Под елкой и в самом деле лежал какой-то сверточек, а в сверточке оказалась книжка Ларошфуко и игрушечная мохнатая лама с очень симпатичной физиономией. Я прижала к груди и Ларошфуко, и ламу.
– Вы знаете, кто такой Ларошфуко? – спросил Фил.
– Знаю, – я очень обрадовалась, что знаю. – Это старинный французский философ.
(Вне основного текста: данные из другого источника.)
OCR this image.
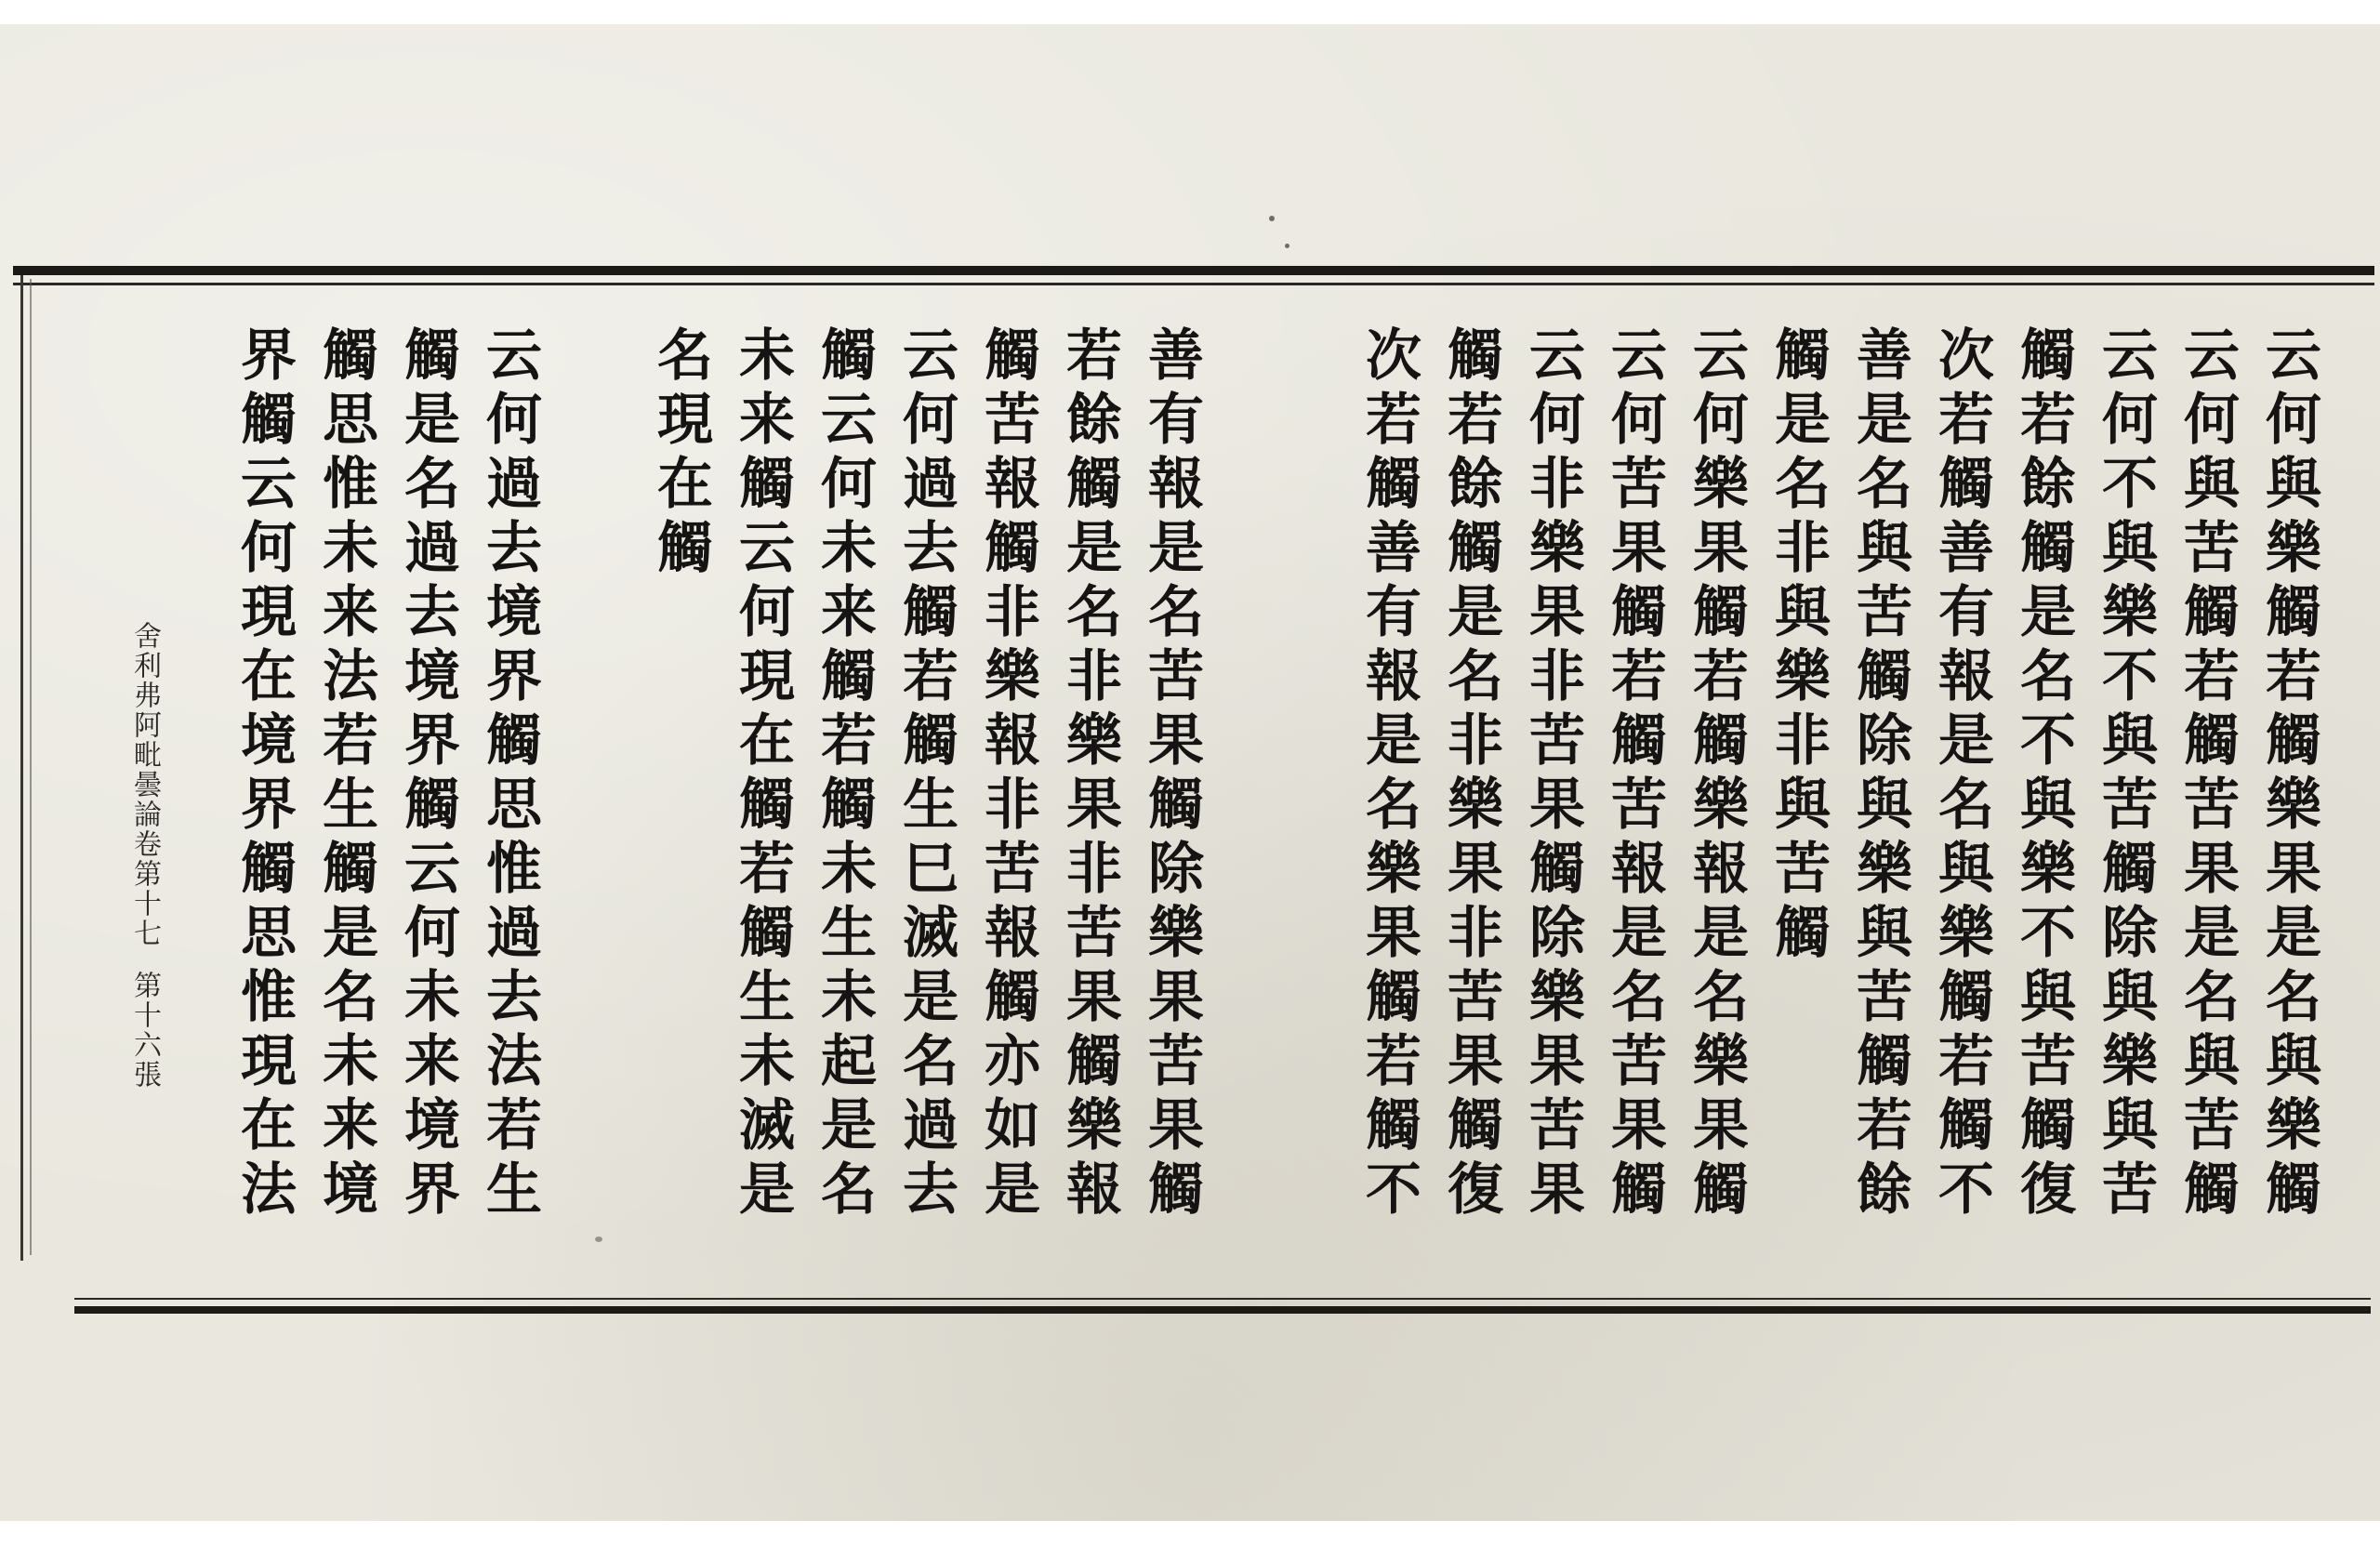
云何與樂觸若觸樂果是名與樂觸
云何與苦觸若觸苦果是名與苦觸
云何不與樂不與苦觸除與樂與苦
觸若餘觸是名不與樂不與苦觸復
次若觸善有報是名與樂觸若觸不
善是名與苦觸除與樂與苦觸若餘
觸是名非與樂非與苦觸
云何樂果觸若觸樂報是名樂果觸
云何苦果觸若觸苦報是名苦果觸
云何非樂果非苦果觸除樂果苦果
觸若餘觸是名非樂果非苦果觸復
次若觸善有報是名樂果觸若觸不
善有報是名苦果觸除樂果苦果觸
若餘觸是名非樂果非苦果觸樂報
觸苦報觸非樂報非苦報觸亦如是
云何過去觸若觸生巳滅是名過去
觸云何未来觸若觸未生未起是名
未来觸云何現在觸若觸生未滅是
名現在觸
云何過去境界觸思惟過去法若生
觸是名過去境界觸云何未来境界
觸思惟未来法若生觸是名未来境
界觸云何現在境界觸思惟現在法
舍利弗阿毗曇論卷第十七第十六張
Он сказал, что человек никогда не бывает так счастлив или так несчастлив, как это кажется ему самому.
Фил явно оценил мою эрудицию.
– А ламы и в жизни такие симпатичные?
– Разные бывают. И плюются, между прочим, хорошо. Они же из семейства верблюдовых. У инков они были, как олени у наших северных народов: поклажу возили, шерсть и кожу давали, их навозом топили печки, а мясо ели.
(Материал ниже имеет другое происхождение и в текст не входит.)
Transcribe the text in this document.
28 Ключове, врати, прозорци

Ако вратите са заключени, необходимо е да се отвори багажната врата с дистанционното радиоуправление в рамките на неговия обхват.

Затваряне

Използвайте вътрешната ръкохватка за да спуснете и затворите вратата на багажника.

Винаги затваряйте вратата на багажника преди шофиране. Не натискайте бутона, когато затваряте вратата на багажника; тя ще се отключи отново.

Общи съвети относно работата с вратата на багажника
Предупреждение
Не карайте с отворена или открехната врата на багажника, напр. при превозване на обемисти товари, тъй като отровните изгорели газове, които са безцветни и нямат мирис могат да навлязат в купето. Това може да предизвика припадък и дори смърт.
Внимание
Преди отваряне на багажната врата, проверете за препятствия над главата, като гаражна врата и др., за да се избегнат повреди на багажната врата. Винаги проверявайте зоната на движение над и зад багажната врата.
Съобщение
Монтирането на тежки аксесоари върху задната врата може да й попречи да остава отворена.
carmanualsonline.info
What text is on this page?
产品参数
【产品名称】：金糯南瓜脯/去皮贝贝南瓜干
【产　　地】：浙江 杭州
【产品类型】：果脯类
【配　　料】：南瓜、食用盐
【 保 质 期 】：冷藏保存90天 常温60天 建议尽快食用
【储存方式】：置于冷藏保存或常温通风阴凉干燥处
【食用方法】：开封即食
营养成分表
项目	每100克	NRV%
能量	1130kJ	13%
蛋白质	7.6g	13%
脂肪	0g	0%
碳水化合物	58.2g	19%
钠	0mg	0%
– Где же у вас телевизор? – спросила я, продолжая обнимать Ларошфуко и ламу. – Не вижу телевизора!
– У меня его нет. Мне некогда смотреть телевизор.
– Как же встречать Новый год?
– Вы считаете, что без телевизора он не наступит? У нас есть радио!
Он показал мне простенькую «Спидолу», притулившуюся среди книг. Точно такая же, дешевенькая, была у нас с мамой, мы ее брали, когда ездили на дачу к маминой подруге, но «Спидола» испортилась, стала передавать только одну станцию, религиозную, там были беседы баптистов-евангелистов, и проповеди Аум Синрике. И однажды мама не выдержала. Это случилось на дороге, ведущей к электричке. Она сказала: «Вещь хорошая, и выбросить жалко, и использовать невозможно». После чего она аккуратно поставила транзистор на обочину. Я обернулась. Наша «Спидола» цвета морской волны стояла на дороге и, как ни в чем не бывало, продолжала вещать истины Аум Синрике.
Фил поискал волну, и я напряглась, приготовившись услышать шарлатанского проповедника, но из «Спидолы» полилась музыка. И тогда я стала носить из кухни в комнату еду, а Фил ходил за мной туда-сюда. В конце концов он достал из холодильника кисточку винограда и стал отрывать от нее ягоды.
– Мы будем справлять Новый год по-испански, – сказал он, вынул две розетки и в каждую положил по двенадцать ягод. – С каждым ударом часов нужно отправлять в рот по виноградине и загадывать желание.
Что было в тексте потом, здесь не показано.